Dal 6 agosto l'attività eruttiva dell'Etna sta causando notevoli disagi a coloro che sarebbero dovuti partire dall'aeroporto di Catania. A causa della cenere sono stati sospesi i voli in partenza e in arrivo: lo stop durerà fino alle 8 del mattino del 14 agosto. Una situazione che ha interessato – per fortuna solo per poche ore – anche lo scalo di Comiso. L'Ingv, nell'aggiornamento di ieri, ha confermato che sta proseguendo l'attività esplosiva alla Voragine con emissione di cenere dispersa verso Sud. Questa cenere, quindi, si sta disperdendo e la nube vulcanica può creare problemi agli aerei. Ma quindi perché la cenere comporta la sospensione dei voli negli aeroporti?

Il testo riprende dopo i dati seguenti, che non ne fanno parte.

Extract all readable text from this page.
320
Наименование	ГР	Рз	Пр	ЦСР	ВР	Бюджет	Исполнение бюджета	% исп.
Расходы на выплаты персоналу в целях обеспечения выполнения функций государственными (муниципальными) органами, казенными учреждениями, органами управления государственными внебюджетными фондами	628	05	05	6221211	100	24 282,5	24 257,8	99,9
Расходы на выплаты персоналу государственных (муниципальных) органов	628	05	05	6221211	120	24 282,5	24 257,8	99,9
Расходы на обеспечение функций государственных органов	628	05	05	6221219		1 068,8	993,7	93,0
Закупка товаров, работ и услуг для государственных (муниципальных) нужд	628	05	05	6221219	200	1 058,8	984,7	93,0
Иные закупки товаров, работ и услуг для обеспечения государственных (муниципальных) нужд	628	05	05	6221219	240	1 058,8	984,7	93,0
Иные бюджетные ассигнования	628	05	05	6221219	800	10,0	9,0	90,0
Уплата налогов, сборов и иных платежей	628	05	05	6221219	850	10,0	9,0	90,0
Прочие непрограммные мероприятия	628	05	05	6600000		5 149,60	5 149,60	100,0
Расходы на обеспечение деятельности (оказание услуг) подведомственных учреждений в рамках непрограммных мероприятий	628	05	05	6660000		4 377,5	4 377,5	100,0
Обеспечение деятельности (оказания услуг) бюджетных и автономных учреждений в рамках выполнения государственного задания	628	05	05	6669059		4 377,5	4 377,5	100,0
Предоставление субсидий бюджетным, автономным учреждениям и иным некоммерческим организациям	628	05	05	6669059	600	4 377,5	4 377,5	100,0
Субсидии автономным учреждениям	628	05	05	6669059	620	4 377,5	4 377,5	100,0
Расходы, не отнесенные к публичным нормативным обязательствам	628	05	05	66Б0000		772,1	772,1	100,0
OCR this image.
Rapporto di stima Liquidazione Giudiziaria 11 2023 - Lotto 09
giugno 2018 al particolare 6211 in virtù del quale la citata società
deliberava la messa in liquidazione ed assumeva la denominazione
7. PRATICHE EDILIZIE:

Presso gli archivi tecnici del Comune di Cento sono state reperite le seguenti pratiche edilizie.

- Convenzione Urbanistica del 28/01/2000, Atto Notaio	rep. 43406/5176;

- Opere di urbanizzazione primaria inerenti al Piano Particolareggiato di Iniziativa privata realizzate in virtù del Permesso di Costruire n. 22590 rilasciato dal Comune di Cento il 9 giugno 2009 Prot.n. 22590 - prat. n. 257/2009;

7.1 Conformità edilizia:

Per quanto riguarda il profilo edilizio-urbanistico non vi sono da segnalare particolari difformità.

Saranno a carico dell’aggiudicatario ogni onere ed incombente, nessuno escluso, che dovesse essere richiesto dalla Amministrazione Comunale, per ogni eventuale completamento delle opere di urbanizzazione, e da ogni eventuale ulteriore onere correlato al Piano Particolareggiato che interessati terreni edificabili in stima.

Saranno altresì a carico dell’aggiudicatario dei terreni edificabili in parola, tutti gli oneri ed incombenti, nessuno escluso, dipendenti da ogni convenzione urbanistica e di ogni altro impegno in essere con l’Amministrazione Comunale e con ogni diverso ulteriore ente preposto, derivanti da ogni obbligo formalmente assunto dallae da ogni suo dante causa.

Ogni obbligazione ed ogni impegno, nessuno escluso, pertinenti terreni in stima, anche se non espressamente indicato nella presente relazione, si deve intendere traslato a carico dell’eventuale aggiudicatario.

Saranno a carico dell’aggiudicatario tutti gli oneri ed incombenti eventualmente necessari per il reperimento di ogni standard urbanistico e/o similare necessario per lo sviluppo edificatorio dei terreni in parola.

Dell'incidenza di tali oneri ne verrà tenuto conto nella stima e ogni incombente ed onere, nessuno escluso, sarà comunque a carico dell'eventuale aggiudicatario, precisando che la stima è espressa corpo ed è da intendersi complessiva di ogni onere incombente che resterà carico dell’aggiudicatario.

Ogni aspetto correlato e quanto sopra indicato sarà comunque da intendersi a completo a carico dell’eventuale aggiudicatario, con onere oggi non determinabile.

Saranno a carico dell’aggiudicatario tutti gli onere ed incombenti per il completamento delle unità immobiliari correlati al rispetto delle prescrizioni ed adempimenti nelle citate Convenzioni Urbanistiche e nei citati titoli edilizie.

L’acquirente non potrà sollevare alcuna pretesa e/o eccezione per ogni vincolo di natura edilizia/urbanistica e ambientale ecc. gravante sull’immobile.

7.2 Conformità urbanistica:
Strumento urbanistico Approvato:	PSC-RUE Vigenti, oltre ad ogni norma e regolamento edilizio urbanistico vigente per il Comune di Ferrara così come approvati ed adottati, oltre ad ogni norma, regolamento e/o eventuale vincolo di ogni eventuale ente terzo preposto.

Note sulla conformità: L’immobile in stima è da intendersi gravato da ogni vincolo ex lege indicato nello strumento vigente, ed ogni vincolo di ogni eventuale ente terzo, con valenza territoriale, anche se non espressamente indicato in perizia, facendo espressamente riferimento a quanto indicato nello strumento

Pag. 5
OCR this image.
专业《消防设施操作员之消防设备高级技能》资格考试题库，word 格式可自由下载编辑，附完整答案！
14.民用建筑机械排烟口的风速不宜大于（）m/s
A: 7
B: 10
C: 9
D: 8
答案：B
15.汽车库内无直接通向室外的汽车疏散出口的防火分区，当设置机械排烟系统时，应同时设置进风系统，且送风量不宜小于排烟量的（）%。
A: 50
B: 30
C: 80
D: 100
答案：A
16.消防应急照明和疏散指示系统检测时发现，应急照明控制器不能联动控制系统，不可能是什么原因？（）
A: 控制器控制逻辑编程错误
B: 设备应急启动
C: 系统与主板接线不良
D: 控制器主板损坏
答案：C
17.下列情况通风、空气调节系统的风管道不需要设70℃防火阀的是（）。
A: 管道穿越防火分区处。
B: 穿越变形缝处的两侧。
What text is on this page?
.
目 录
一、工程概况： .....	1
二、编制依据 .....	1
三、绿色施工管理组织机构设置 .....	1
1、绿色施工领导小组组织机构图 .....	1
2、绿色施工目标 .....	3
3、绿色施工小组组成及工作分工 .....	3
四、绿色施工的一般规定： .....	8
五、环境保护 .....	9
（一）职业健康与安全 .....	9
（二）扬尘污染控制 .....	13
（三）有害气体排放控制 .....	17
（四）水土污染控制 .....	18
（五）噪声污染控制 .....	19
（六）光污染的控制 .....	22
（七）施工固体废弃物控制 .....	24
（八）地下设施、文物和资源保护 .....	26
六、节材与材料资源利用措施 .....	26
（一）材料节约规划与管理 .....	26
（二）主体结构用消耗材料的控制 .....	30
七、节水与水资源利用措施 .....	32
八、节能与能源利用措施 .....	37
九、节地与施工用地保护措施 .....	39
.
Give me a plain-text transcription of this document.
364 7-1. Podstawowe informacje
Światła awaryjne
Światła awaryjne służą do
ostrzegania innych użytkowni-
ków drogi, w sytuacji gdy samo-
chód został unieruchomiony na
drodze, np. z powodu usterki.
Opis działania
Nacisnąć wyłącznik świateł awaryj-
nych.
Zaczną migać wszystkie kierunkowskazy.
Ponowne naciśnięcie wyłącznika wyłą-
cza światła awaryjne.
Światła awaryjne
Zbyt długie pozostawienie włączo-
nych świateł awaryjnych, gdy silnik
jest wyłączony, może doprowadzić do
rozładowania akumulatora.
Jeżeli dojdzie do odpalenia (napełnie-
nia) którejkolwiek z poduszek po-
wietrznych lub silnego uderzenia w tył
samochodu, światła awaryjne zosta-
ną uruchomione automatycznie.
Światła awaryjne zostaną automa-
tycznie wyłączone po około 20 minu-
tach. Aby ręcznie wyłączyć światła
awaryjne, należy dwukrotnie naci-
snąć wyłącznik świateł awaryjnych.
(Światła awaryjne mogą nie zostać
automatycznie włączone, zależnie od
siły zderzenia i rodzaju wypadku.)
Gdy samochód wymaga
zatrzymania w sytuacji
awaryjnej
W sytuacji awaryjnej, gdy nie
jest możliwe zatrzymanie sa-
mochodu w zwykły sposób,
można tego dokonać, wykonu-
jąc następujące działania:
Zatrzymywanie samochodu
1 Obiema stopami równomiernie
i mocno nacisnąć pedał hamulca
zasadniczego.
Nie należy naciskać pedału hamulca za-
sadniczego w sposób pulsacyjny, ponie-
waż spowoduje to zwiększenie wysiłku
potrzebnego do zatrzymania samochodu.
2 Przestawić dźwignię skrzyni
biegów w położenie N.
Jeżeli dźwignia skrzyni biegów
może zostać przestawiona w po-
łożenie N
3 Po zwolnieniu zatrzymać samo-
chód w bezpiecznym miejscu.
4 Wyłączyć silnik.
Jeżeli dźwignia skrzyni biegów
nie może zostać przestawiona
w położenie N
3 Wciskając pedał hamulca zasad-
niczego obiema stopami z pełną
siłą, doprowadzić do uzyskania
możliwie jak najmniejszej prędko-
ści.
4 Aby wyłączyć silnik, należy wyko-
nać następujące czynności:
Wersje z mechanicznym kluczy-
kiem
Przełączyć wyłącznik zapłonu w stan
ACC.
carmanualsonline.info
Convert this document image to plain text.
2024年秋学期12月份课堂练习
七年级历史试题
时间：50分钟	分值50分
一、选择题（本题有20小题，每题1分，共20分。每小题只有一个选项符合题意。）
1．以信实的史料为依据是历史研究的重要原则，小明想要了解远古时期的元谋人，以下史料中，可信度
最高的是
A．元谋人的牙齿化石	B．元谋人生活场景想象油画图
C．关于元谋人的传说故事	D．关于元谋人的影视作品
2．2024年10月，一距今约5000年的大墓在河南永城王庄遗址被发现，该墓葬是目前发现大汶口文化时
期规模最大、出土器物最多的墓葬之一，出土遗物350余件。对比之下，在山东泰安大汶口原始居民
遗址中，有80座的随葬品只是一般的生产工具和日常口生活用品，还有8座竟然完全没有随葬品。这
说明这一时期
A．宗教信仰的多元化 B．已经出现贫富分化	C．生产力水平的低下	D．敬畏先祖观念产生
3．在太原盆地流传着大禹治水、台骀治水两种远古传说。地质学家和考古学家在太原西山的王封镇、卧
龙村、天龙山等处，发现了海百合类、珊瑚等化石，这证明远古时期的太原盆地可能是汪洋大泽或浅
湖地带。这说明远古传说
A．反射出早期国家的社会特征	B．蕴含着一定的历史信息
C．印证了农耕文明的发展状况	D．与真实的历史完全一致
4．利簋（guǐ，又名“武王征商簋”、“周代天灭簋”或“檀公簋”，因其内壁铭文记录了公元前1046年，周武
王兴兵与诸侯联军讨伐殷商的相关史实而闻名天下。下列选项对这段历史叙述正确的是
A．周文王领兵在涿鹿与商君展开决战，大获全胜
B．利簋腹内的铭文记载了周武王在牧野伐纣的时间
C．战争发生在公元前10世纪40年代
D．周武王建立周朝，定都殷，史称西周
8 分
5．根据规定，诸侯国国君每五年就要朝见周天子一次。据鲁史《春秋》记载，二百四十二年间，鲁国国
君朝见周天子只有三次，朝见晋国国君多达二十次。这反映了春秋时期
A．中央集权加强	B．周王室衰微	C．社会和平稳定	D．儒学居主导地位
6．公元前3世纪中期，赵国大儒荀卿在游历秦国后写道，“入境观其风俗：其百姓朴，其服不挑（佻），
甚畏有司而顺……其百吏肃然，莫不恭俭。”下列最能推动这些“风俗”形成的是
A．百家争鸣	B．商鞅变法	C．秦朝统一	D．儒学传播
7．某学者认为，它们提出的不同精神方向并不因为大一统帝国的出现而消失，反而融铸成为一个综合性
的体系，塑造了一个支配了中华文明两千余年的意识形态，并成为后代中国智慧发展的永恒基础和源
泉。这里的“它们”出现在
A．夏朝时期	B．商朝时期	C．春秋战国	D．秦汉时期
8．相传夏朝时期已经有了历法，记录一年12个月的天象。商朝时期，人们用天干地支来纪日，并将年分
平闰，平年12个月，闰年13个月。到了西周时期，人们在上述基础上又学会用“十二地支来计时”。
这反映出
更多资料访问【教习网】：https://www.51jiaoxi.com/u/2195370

È solo perché riduce la visibilità o ci sono rischi anche per i motori degli aerei? Fanpage.it ha provato a rispondere a queste domande.
La composizione della cenere e il pericolo di una nube vulcanica La cenere prodotta da un'eruzione è composta da particelle di vetro vulcanico, rocce e minerali. Tutte componenti molto piccole, che sono in grado di rimanere sospese nell'atmosfera: possono infatti raggiungere altitudini, che gli aerei solitamente toccano, e rimanere sospese per giorni. Inoltre possono essere trasportate dalle correnti e dai venti anche a chilometri di distanza dal vulcano. Il punto è che la cenere vulcanica ha un potere abrasivo, che può danneggiare l'aereo e compromettere il funzionamento dei motori. Perché non si può volare su Catania: i rischi per radar e i motori degli aerei Il potere abrasivo della cenere, quindi, può causare danni strutturali agli aerei. Non solo: può compromettere il funzionamento dei motori. La cenere vulcanica, infatti, potrebbe penetrare nei reattori e causarne lo stallo. Inoltre, a causa proprio della sua composizione, potrebbe abbassare la visibilità. Inoltre i radar usati dagli aerei, a causa delle piccole dimensioni delle ceneri, non sono in grado di individuarle.